Analysis of biotinylated proteins in Drosophila mutants. Western blot analysis of biotinylated proteins with HRP-Streptavidin in heads of wild type, Rh1::TbID^wt and Drosophila mutants lacking native arrestin 2, Rh1, or NinaA (Rh1::TbID^arr2, Rh1::TbID^ninaE, Rh1::TbID^ninaA, respectively). 1 day old flies raised on medium supplemented with 100 μM biotin were kept in the dark (black bars) or illuminated with blue light for 4 h (blue bars). The lower panels show immunoblots of the same gel probed with α-Arr2 or α-Rh1 antibody. Protein extracts from heads (equivalent of 2.4 heads per lane) were blotted after electrophoretic separation in 12% SDS gel. The size of molecular weight markers in kDa is indicated on the left. Biotinylated arrestin 2 band is reduced in Rh1::TbID^ninaA and absent in Rh1::TbID^arr2 (arrowhead). Original full size blots are presented in Supplementary Fig. 4S.

Figure 5

Streptavidin pull down of biotinylated proteins for mass spectrometry analysis. (A) Wild-type and Rh1::TbID^wt flies were illuminated with white light for 12 h. Protein extracts of soluble proteins (S) and of membrane proteins (M) were incubated with streptavidin beads to pull down biotinylated proteins. Flowthrough and proteins eluted from the beads after pull down were loaded on 12% SDS gels (equivalent of 4.5 and 25 heads per lane for flowthrough and eluate, respectively). One Gel was stained with silver nitrate (left panel) and an equivalent gel was blotted and probed with streptavidin (right panel). Arrowheads indicate protein bands that were excised from lanes Wild-type (M) and Rh1::TbID^wt (M) for LC–MS/MS analysis. The size of molecular weight markers in kDa is indicated on the left. (B) MS/MS spectrum of the biotinylated peptide ASVKNVDEK from TRP. Biotin is attached to the first lysine.
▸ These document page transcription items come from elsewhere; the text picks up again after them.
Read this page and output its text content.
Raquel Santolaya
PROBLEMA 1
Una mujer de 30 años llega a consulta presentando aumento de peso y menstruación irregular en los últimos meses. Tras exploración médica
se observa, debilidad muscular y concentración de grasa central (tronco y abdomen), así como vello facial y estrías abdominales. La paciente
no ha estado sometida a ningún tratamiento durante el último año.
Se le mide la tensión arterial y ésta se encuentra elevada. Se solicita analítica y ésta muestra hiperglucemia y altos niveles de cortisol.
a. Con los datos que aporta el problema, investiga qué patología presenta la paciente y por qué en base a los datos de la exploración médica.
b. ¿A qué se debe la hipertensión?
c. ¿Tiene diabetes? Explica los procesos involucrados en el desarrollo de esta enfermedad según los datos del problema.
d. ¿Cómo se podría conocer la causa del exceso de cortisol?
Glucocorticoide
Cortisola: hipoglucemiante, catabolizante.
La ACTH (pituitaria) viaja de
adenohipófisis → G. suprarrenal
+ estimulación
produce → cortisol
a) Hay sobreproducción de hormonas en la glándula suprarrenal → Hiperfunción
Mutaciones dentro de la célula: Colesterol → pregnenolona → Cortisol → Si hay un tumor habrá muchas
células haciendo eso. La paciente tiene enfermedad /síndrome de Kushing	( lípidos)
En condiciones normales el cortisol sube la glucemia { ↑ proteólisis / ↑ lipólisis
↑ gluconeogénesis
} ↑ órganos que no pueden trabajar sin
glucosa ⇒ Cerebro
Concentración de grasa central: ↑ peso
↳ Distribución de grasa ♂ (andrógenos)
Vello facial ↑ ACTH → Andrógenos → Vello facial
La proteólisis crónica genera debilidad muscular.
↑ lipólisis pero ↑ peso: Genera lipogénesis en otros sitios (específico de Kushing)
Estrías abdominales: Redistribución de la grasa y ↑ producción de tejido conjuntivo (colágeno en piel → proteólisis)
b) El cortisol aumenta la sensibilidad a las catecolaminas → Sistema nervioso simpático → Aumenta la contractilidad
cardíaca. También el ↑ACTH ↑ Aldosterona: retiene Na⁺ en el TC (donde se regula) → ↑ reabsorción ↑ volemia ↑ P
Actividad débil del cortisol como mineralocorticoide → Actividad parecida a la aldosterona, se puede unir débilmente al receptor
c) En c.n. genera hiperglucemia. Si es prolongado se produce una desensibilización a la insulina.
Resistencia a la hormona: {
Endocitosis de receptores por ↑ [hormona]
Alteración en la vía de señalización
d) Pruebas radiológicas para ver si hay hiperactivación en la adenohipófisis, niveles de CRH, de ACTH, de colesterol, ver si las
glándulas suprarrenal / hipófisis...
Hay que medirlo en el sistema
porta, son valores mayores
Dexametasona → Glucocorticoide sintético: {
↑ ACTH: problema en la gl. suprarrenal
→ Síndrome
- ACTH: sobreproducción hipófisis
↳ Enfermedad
Detected biotin signature fragment ions: dehydrobiotin, 227.09 Da; immonium ion of biotinylated lysine minus NH₃ (ImKbio-NH₃), 310.16 Da. Original full size blots and gels are presented in Supplementary Fig. 4S.

Figure 6

Quantitative immunoblot analysis of the Rh1 content in selected mutants. Head extracts of the PIP82^1bp∆ and tsCRISPR-induced mutants for Rab32, Vap33 and Kazachoc (kcc) were probed with the monoclonal Rh1 antibody and an anti-Tubulin antibody to assess Rh1 amounts. Wild-type flies were used as a control for PIP82^1bp∆, as controls for tsCRISPR mutants the respective sgRNA lines without induction of sgRNA expression were used. (A) Shows a representative immunoblot. Upper panel was probed anti-Rh1 antibody, lower panel was probed with anti-Tubulin antibody, which was used as a loading control. (B) Quantification of Rh1 in indicated mutants vs. control flies. Rh1 signals were normalized with Tubulin signals and compared to the respective controls on the same blot that were set to 100% (n = 4 for PIP82^1bp∆, Rab32, Vap33; n = 7 for Kazachoc; error bar: SEM; **p < 0.002; ***p < 0.0002; ns not significant). Original full size blots are presented in Supplementary Fig. 4S.

Figure 7

Scheme of a Drosophila photoreceptor cell showing localization of putative Rh1 interaction partners. Arrows indicate anterograde and retrograde transport routes of Rh1. ER endoplasmic reticulum, Golgi Golgi apparatus, SRC subrhabdomeric cisternae, EE early endosome, RE recycling endosome, LE late endosome.